If you're quaking in your boots because you read somewhere that $1 billion-worth of annual US domestic commercial production has "fled" the country, check the stats first.

At least one media outlet recently implied that production spending at home had experienced a sudden dramatic decline. Not true. So why did they say it? Well, the "$1 billion lost!" reportage is based on a new AICP study which tells us: (a) the US commercial production industry is worth $3.5 billion annually (more if you include talent and post); and (b) one in four shoots takes place outside the US. All of which equals...$1 billion down the toilet.

The math is right but the timeline is off. This isn't a new figure, albeit newly confirmed. More pertinent, perhaps, is the finding that US commercial prodcos actually increased their proportion of domestic shoot days in the past year, from 76% to 78%.

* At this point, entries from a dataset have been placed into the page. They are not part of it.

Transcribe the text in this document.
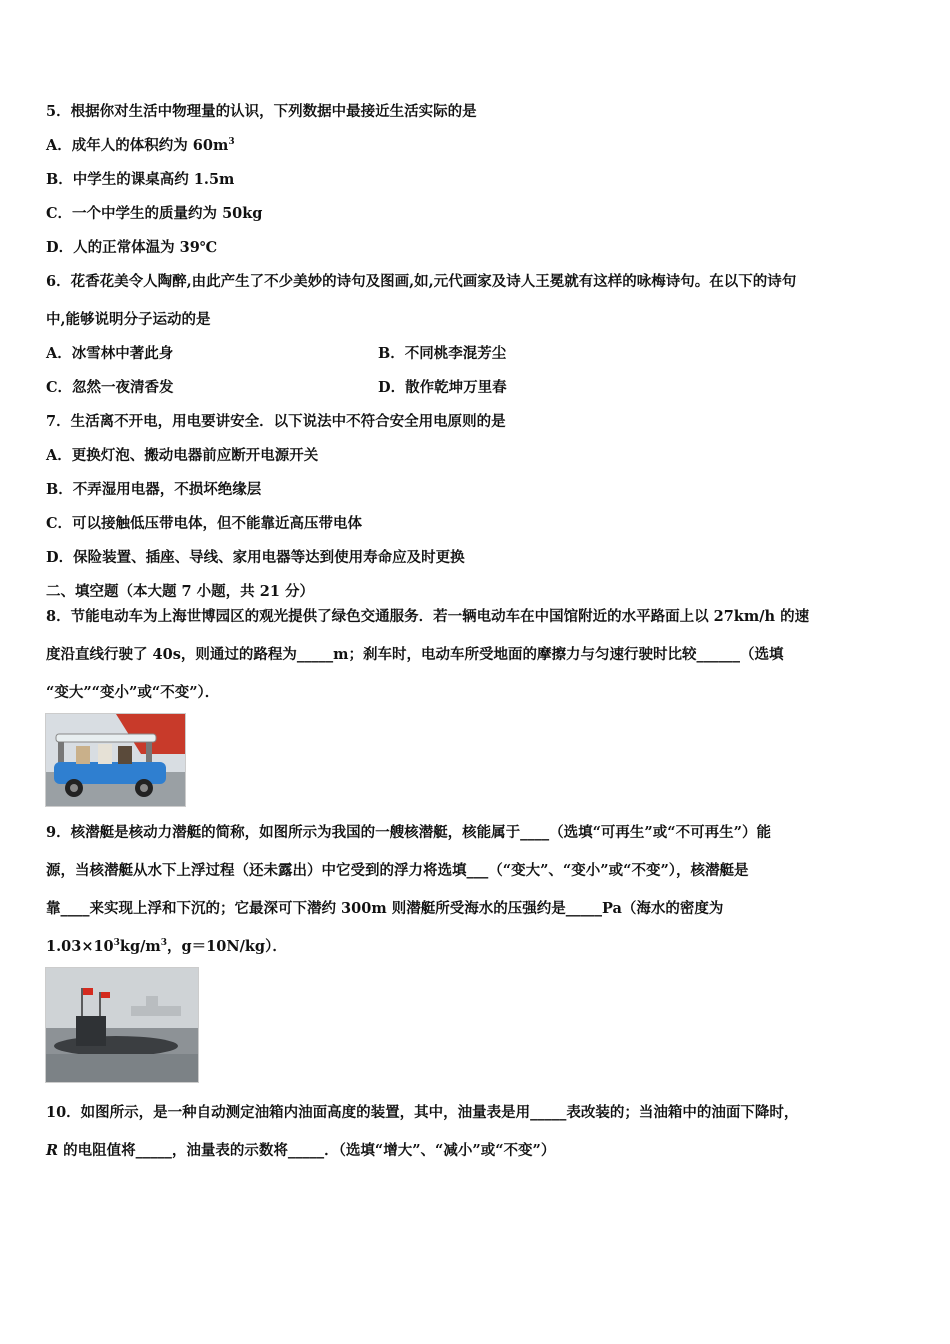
5．根据你对生活中物理量的认识，下列数据中最接近生活实际的是
A．成年人的体积约为 $60m^3$
B．中学生的课桌高约 1.5m
C．一个中学生的质量约为 50kg
D．人的正常体温为 39℃
6．花香花美令人陶醉,由此产生了不少美妙的诗句及图画,如,元代画家及诗人王冕就有这样的咏梅诗句。在以下的诗句
中,能够说明分子运动的是
A．冰雪林中著此身	B．不同桃李混芳尘
C．忽然一夜清香发	D．散作乾坤万里春
7．生活离不开电，用电要讲安全．以下说法中不符合安全用电原则的是
A．更换灯泡、搬动电器前应断开电源开关
B．不弄湿用电器，不损坏绝缘层
C．可以接触低压带电体，但不能靠近高压带电体
D．保险装置、插座、导线、家用电器等达到使用寿命应及时更换
二、填空题（本大题 7 小题，共 21 分）
8．节能电动车为上海世博园区的观光提供了绿色交通服务．若一辆电动车在中国馆附近的水平路面上以 27km/h 的速
度沿直线行驶了 40s，则通过的路程为_____m；刹车时，电动车所受地面的摩擦力与匀速行驶时比较______（选填
“变大”“变小”或“不变”）．
9．核潜艇是核动力潜艇的简称，如图所示为我国的一艘核潜艇，核能属于____（选填“可再生”或“不可再生”）能
源，当核潜艇从水下上浮过程（还未露出）中它受到的浮力将选填___（“变大”、“变小”或“不变”），核潜艇是
靠____来实现上浮和下沉的；它最深可下潜约 300m 则潜艇所受海水的压强约是_____Pa（海水的密度为
$1.03\times 10^3kg/m^3$，g＝10N/kg）．
10．如图所示，是一种自动测定油箱内油面高度的装置，其中，油量表是用_____表改装的；当油箱中的油面下降时，
R 的电阻值将_____，油量表的示数将_____．（选填“增大”、“减小”或“不变”）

Granted, it's a negligible hike and I'm not suggesting that sending nearly one-quarter of ad production offshore is ideal, but at least there's the tiniest sign of a rebound.

One slight shocker is that Canada, despite poor PR and regular tales of woe from the locals, still garnered the lion's share of foreign revenues between July 2002 and July 2003 and, what's more, upped its percentage. Production centers in Vancouver and Toronto took almost half of all non-US shoot days in '03, compared with 40% in '02.

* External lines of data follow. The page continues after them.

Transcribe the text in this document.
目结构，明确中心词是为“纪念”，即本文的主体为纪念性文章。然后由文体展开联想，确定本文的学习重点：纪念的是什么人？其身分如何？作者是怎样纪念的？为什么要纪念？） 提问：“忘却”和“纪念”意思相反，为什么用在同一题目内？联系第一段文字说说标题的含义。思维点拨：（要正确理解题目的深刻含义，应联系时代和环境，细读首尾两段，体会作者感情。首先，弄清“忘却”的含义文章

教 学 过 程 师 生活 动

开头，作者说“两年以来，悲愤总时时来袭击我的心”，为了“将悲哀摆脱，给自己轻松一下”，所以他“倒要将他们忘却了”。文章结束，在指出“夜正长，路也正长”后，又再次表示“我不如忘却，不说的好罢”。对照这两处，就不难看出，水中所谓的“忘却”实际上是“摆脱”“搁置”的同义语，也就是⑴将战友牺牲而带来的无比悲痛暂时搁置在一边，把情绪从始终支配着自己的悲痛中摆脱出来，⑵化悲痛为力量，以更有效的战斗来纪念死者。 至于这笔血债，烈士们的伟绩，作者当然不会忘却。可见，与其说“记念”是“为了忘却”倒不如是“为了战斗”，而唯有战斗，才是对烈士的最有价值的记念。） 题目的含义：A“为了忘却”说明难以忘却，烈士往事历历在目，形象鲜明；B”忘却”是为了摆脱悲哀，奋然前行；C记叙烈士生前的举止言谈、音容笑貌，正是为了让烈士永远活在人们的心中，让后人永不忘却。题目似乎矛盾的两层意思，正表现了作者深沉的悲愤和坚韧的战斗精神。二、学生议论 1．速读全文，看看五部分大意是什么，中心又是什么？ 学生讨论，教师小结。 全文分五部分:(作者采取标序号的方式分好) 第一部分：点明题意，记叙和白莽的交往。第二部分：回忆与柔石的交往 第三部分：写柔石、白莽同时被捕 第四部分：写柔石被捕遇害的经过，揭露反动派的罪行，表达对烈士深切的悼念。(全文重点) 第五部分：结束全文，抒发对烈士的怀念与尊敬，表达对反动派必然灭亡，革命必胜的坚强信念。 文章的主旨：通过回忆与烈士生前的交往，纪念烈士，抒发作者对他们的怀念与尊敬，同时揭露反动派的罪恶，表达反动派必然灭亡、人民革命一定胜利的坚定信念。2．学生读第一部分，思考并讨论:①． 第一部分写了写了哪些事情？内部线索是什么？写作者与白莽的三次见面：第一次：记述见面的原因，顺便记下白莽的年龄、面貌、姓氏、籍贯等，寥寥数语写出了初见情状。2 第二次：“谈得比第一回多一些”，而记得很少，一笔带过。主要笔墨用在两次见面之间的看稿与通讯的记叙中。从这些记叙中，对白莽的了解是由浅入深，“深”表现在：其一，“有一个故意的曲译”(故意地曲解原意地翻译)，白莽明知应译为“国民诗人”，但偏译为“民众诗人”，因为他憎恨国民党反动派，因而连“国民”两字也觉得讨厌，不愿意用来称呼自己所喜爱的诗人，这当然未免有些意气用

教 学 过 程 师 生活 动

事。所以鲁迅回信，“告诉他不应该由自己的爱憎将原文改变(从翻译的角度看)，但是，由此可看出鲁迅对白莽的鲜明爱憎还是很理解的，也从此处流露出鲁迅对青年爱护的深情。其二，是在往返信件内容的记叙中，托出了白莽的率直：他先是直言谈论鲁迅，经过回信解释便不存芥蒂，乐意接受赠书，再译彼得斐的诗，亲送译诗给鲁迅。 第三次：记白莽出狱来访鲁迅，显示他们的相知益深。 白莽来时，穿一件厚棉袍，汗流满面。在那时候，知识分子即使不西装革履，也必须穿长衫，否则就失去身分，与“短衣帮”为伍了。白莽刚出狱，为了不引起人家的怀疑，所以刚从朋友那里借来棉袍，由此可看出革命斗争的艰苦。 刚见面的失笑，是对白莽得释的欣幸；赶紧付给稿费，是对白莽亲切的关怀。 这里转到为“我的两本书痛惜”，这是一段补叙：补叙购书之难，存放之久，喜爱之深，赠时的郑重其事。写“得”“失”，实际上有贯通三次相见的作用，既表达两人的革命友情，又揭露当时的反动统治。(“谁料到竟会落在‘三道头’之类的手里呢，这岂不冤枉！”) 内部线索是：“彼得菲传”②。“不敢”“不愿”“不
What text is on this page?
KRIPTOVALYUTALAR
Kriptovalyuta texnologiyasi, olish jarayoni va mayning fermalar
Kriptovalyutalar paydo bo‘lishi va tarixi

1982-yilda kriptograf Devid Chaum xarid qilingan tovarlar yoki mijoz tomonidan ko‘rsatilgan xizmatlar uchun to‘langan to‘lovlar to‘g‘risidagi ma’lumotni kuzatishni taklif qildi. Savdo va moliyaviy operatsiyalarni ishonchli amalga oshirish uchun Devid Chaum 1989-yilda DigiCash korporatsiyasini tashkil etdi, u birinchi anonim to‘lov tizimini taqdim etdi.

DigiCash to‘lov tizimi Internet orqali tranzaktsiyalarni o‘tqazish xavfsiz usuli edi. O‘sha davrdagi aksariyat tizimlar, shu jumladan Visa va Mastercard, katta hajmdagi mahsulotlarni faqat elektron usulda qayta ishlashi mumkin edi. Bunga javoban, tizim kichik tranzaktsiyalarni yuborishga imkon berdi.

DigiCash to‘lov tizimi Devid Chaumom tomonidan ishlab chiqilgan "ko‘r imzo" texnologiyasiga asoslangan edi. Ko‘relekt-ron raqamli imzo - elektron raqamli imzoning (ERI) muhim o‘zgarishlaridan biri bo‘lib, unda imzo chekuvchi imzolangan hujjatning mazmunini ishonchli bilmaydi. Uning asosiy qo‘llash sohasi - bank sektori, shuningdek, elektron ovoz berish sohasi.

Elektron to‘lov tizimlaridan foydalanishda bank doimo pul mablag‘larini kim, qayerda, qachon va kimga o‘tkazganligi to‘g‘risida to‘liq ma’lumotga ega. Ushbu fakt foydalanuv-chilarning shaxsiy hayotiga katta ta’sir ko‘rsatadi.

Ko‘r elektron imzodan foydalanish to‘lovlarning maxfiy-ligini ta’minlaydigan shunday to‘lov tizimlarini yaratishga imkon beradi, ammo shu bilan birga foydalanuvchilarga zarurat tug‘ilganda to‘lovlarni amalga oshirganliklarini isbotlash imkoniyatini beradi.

The only other increase was reported in South Africa, which rose from 4% to 6%. Shoot days in Latin America, Australia and UK all slipped slightly, with the most substantial year-over-year drop coming from central and eastern Europe.

What does this all mean? "There's a lot more to the study than runaway production," the AICP told me, slightly peevishly. (Er, maybe so, but it's the part everyone's talking about.) The two-year study, conducted for the AICP by LA's Goodwin Simon, is meant to provide a benchmark for

performance measurements of the US commercial production biz, and convey the fact that this industry is a "major economic contributor" in the US and around the world.

Rest assured that domestic production is not as dead as a dodo. Even if it was, you'd probably be okay, because extinction ain't what it used to be. Why, just the other week, a supposedly extinct species of bird, the long-legged warbler, surfaced in Fiji after a 110-year absence - to the astonishment of ornothologists who found two dozen of 'em alive and pecking.

In an interview with Boards, a spokeswarbler said the group went into hiding after being falsely accused of making off with $1 billion in commercial production funds.